Hi,
the Hirzebruch surface $F_n$ admits a deformation for $0\leq m\leq n$ defined by the equation
$$
\mathcal{M}=\{ ([x_0:x_1],[y_0:y_1:y_2],t) \in \mathbb{P}^1 \times \mathbb{P}^2 \times \mathbb{C}| x_0^ny_1-x_1^ny_0 + t x_0^{n-m}x_1^m y_2 =0\}
$$
The central fiber is $F_n$ while a noncentral fiber is isomorphic to $F_{n-2m}$.
Each fiber $\mathcal{M}_t$ is toric. However it seems almost always impossible to find a differentiable action of the torus $T^2$ on $\mathcal M$ that would preserve and act holomorphically and torically on the fibers.

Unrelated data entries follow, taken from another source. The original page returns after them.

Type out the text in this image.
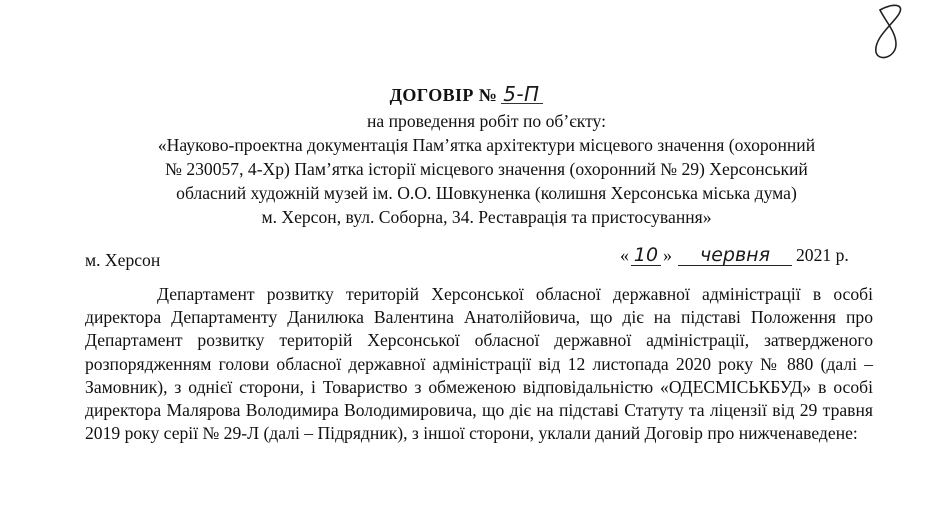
ДОГОВІР № 5-П
на проведення робіт по об’єкту:
«Науково-проектна документація Пам’ятка архітектури місцевого значення (охоронний
№ 230057, 4-Хр) Пам’ятка історії місцевого значення (охоронний № 29) Херсонський
обласний художній музей ім. О.О. Шовкуненка (колишня Херсонська міська дума)
м. Херсон, вул. Соборна, 34. Реставрація та пристосування»
м. Херсон	« 10 » червня 2021 р.

Департамент розвитку територій Херсонської обласної державної адміністрації в особі директора Департаменту Данилюка Валентина Анатолійовича, що діє на підставі Положення про Департамент розвитку територій Херсонської обласної державної адміністрації, затвердженого розпорядженням голови обласної державної адміністрації від 12 листопада 2020 року № 880 (далі – Замовник), з однієї сторони, і Товариство з обмеженою відповідальністю «ОДЕСМІСЬКБУД» в особі директора Малярова Володимира Володимировича, що діє на підставі Статуту та ліцензії від 29 травня 2019 року серії № 29-Л (далі – Підрядник), з іншої сторони, уклали даний Договір про нижченаведене:
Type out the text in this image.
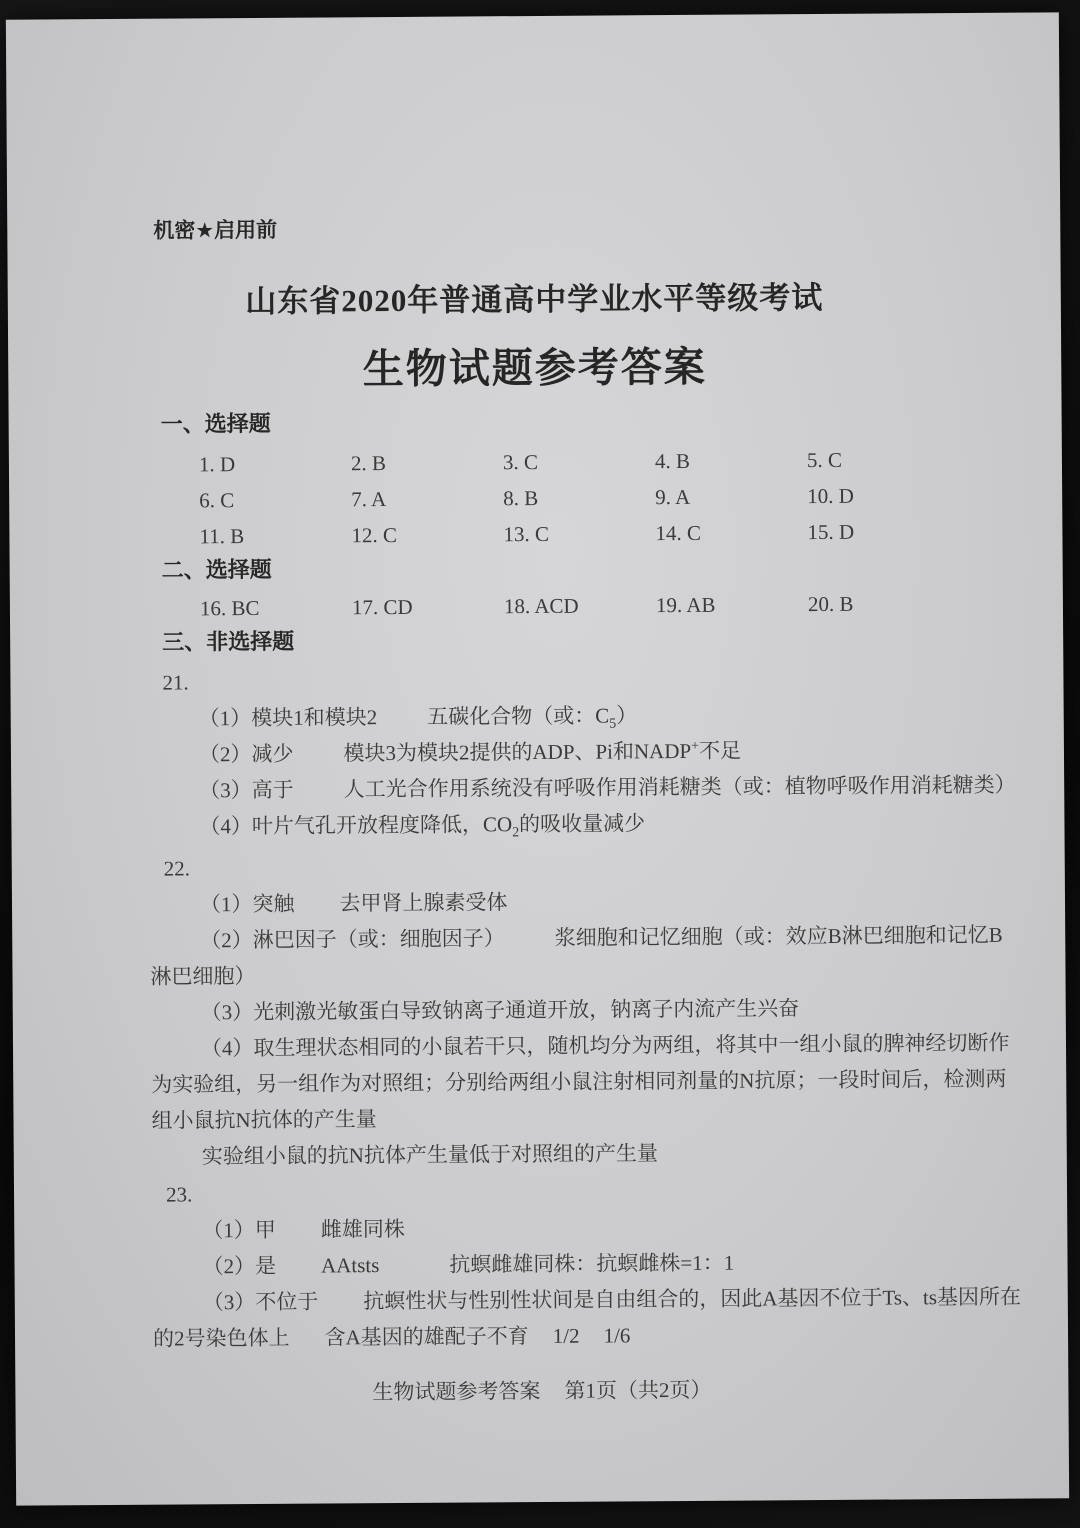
机密★启用前
山东省2020年普通高中学业水平等级考试
生物试题参考答案
一、选择题
1. D	2. B	3. C	4. B	5. C
6. C	7. A	8. B	9. A	10. D
11. B	12. C	13. C	14. C	15. D
二、选择题
16. BC	17. CD	18. ACD	19. AB	20. B
三、非选择题
21.
（1）模块1和模块2 五碳化合物（或：$C_5$）
（2）减少 模块3为模块2提供的ADP、Pi和NADP+不足
（3）高于 人工光合作用系统没有呼吸作用消耗糖类（或：植物呼吸作用消耗糖类）
（4）叶片气孔开放程度降低，$CO_2$的吸收量减少
22.
（1）突触 去甲肾上腺素受体
（2）淋巴因子（或：细胞因子） 浆细胞和记忆细胞（或：效应B淋巴细胞和记忆B
淋巴细胞）
（3）光刺激光敏蛋白导致钠离子通道开放，钠离子内流产生兴奋
（4）取生理状态相同的小鼠若干只，随机均分为两组，将其中一组小鼠的脾神经切断作
为实验组，另一组作为对照组；分别给两组小鼠注射相同剂量的N抗原；一段时间后，检测两
组小鼠抗N抗体的产生量
实验组小鼠的抗N抗体产生量低于对照组的产生量
23.
（1）甲 雌雄同株
（2）是 AAtsts	抗螟雌雄同株：抗螟雌株=1：1
（3）不位于 抗螟性状与性别性状间是自由组合的，因此A基因不位于Ts、ts基因所在
的2号染色体上 含A基因的雄配子不育 1/2 1/6
生物试题参考答案 第1页（共2页）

I would like to know whether this is correct and why.
Thanks a lot.
Best Answer
What you say is correct and here is a proof.
First remark is that if there were such an action of $T^2$ holomorphic on the fibers and smooth on $M$, it would be just simply holomorphic on $M$. Indeed, for a fixed toric surface, $T^2$ can act on it holomorphically only in a discreet number of ways, that (provided we fix a base in $H_1(T^2,\mathbb Z))$ are parametrized by $SL(2,\mathbb Z)$. The space $M\setminus M_0$ is a locally holomorphically trivial fibration, so $T^2$ would act on it holomorphically. Now, since the action of $T^2$ on $M$ is continuous it must be holomorphic, because any continuous vector field on a complex manifold, holomorphic outside a set of co-dimension $1$ is holomorphic.
So, to finish we need to show that there is no holomorphic action of $T^2$ on $M$. To do this take first any Kahler metric on $M$ and homogenise it under the action of $T^2$. Now, the action of $T^2$ becomes Hamiltonian, so we have a fiberwise moment map. For each fiber the image of the moment map is a $4$-gon on $\mathbb R^2$ and this $4$-gon varies continuously with the fiber. Here we get a contradiction. Indeed, the polygons corresponding to $F_n$ can not be continuously deformed to those of $F_{n-2m}$ without degenerating them at some point (I assume $n\ne m$ but I guess one can exclude this case as well).
Note that in the last reasoning we could have just taken a product Kahler form on $\mathbb P^1\times \mathbb P^2\times \mathbb C$ and restrict it to $M$. In this case the image of the moment map would not have varied at all (but the above reasoning is more universal since it does not use any information about $M$).